Vous êtes-vous déjà demandé ce qu’on doit éprouver quand on vole dans le ciel? Sandra Rolfe, qui travaille aux Ressources humaines de CBC/Radio-Canada depuis 2005, le sait! Au début des années 1990, Sandra a acheté une montgolfière… et ne l’a jamais regretté. Avec beaucoup de passion, elle m’a raconté qu’en montgolfière, on vole vraiment « librement ». On navigue en se laissant transporter au gré du vent.

Battre des records et faire tomber les barrières
Sandra a de nombreux records à son actif. Dans le monde des montgolfières, il y a des records pour la distance parcourue, l’altitude atteinte et la durée du vol, selon la taille du ballon à air chaud dans lequel vous volez. Les ballons à air chaud sont classés par catégorie selon le volume de leur enveloppe. « Au Canada, il n’y avait pas de records établis par des aérostières. Je trouvais ça inconcevable. J’ai donc entrepris de changer les choses. J’ai établi des records canadiens, tant dans la catégorie des femmes que dans la catégorie générale, ce qui signifie que j’ai également mieux fait que des pilotes masculins! »

Elle détient 47 records canadiens, deux records mondiaux, ainsi que 13 records canadiens et un record mondial en attente d’être homologués. Tout un exploit!

Établir un record est un effort collectif – elle n’est pas seule là-haut  
Avant de s’envoler, Sandra se prépare des mois à l’avance. Elle discute avec son partenaire Bill Whelan, directeur de projet et chef de l’équipement, pour décider du record qui pourrait être battu, de l’équipement à utiliser et de sa disponibilité. « On ne peut finaliser nos plans tant qu’on n’a pas la météo idéale. Il y a aussi toute une équipe et des observateurs qui nous suivent. Tout le monde fait ça bénévolement. Il a parfois fallu annuler des envolées parce que l’équipe technique n’était pas complète! »

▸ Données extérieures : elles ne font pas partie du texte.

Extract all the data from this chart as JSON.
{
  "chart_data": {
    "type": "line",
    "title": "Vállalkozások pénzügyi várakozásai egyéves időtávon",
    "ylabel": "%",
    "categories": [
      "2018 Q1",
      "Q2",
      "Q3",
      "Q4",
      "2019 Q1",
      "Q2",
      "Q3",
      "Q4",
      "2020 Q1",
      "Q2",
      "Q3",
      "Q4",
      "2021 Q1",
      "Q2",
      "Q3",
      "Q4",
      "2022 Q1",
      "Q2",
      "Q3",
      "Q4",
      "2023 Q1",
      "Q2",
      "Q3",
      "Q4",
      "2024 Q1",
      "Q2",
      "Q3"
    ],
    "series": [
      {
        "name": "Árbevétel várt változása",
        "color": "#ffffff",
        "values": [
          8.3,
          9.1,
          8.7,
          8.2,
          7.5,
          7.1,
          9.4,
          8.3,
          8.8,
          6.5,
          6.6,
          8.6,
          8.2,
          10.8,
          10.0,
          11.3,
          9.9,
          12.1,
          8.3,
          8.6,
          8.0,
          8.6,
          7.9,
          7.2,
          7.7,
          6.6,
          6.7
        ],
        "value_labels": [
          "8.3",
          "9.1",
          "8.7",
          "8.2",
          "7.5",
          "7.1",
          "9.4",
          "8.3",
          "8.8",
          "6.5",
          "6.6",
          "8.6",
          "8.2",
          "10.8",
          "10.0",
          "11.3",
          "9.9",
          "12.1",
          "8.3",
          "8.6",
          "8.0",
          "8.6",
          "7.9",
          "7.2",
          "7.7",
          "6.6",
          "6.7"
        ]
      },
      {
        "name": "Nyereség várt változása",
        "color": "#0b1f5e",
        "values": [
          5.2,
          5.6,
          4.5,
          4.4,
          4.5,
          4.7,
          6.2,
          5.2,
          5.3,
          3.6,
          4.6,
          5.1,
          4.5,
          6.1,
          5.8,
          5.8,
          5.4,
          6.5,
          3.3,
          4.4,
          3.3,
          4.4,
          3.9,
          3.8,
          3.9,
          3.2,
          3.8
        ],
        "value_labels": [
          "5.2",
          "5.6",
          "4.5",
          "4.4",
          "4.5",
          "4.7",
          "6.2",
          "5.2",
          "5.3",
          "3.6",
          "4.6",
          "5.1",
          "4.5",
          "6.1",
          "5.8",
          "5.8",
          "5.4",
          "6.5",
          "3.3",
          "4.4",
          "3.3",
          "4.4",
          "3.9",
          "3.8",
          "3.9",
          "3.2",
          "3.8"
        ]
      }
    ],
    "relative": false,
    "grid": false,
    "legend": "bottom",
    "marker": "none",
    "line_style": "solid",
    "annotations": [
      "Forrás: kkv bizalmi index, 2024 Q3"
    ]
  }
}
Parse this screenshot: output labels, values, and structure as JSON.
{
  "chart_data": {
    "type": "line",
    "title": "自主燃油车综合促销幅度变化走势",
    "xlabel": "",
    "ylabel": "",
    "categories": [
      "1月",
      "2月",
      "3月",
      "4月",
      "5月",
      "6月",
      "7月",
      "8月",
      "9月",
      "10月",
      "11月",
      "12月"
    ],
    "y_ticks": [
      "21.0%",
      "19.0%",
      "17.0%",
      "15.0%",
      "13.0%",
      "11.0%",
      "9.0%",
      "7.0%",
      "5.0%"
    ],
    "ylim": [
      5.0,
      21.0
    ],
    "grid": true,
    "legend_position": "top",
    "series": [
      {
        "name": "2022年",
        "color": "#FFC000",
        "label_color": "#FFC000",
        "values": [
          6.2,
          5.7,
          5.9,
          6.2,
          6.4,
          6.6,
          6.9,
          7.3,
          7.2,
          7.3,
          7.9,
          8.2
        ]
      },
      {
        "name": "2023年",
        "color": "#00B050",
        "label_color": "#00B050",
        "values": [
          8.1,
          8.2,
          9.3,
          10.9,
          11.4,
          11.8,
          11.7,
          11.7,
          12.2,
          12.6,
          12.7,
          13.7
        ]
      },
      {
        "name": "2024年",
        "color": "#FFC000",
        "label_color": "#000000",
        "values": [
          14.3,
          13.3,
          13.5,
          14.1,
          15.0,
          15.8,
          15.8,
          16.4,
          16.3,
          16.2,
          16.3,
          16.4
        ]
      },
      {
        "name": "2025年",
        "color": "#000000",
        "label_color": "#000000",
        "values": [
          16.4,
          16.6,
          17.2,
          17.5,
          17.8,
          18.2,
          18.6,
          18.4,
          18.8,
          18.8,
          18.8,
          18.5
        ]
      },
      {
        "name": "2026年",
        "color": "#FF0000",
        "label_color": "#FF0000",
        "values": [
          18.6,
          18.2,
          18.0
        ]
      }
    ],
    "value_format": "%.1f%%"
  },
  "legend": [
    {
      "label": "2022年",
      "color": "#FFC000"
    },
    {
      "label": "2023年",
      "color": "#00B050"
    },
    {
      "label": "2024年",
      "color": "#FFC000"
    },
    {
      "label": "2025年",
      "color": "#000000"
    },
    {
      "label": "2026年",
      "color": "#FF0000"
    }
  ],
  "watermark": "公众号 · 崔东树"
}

Voler en montgolfière est un défi, tant sur plan mental que physique. Il faut être en forme physiquement pour installer l’équipement et le démonter; ça prend aussi de l’endurance. Voler exige un effort mental – il faut surveiller les conditions atmosphériques en tout temps et gérer le temps de vol. Pas question de faire une pause ou de s’arrêter en chemin – on doit gérer le vol jusqu’à ce qu’on réussisse l’atterrissage. Après vient la détente, en même temps que le sentiment d’accomplissement.

Aujourd’hui, c’est la Journée internationale de la femme. Sandra, comme plusieurs autres, fait partie de ces femmes extraordinaires et exceptionnelles qui travaillent chez nous, et qui nous inspirent par leur détermination et leur passion. Merci à vous toutes!

– Hélène Breau-Cluney, Agente de communications, Communications institutionnelles

 


Le saviez-vous?

  • Écoutez l’interview que Sandra a accordée à CBC Radio sur sa dernière tentative de battre un record de vol. (anglais seulement)
  • Pour obtenir un brevet de pilote de montgolfière, on doit suivre un cours pratique d’au moins 16 heures avec un instructeur, réussir un cours théorique au sol, passer deux épreuves écrites et subir un examen médical.
  • Il est très difficile d’avoir le bon bulletin météo pour voler en montgolfière. Les prévisions habituelles donnent les conditions au sol et la météo pour l’aviation se limite aux altitudes élevées – les aérostiers, quant à eux, ont besoin de savoir quel temps il fait aux altitudes plus moyennes!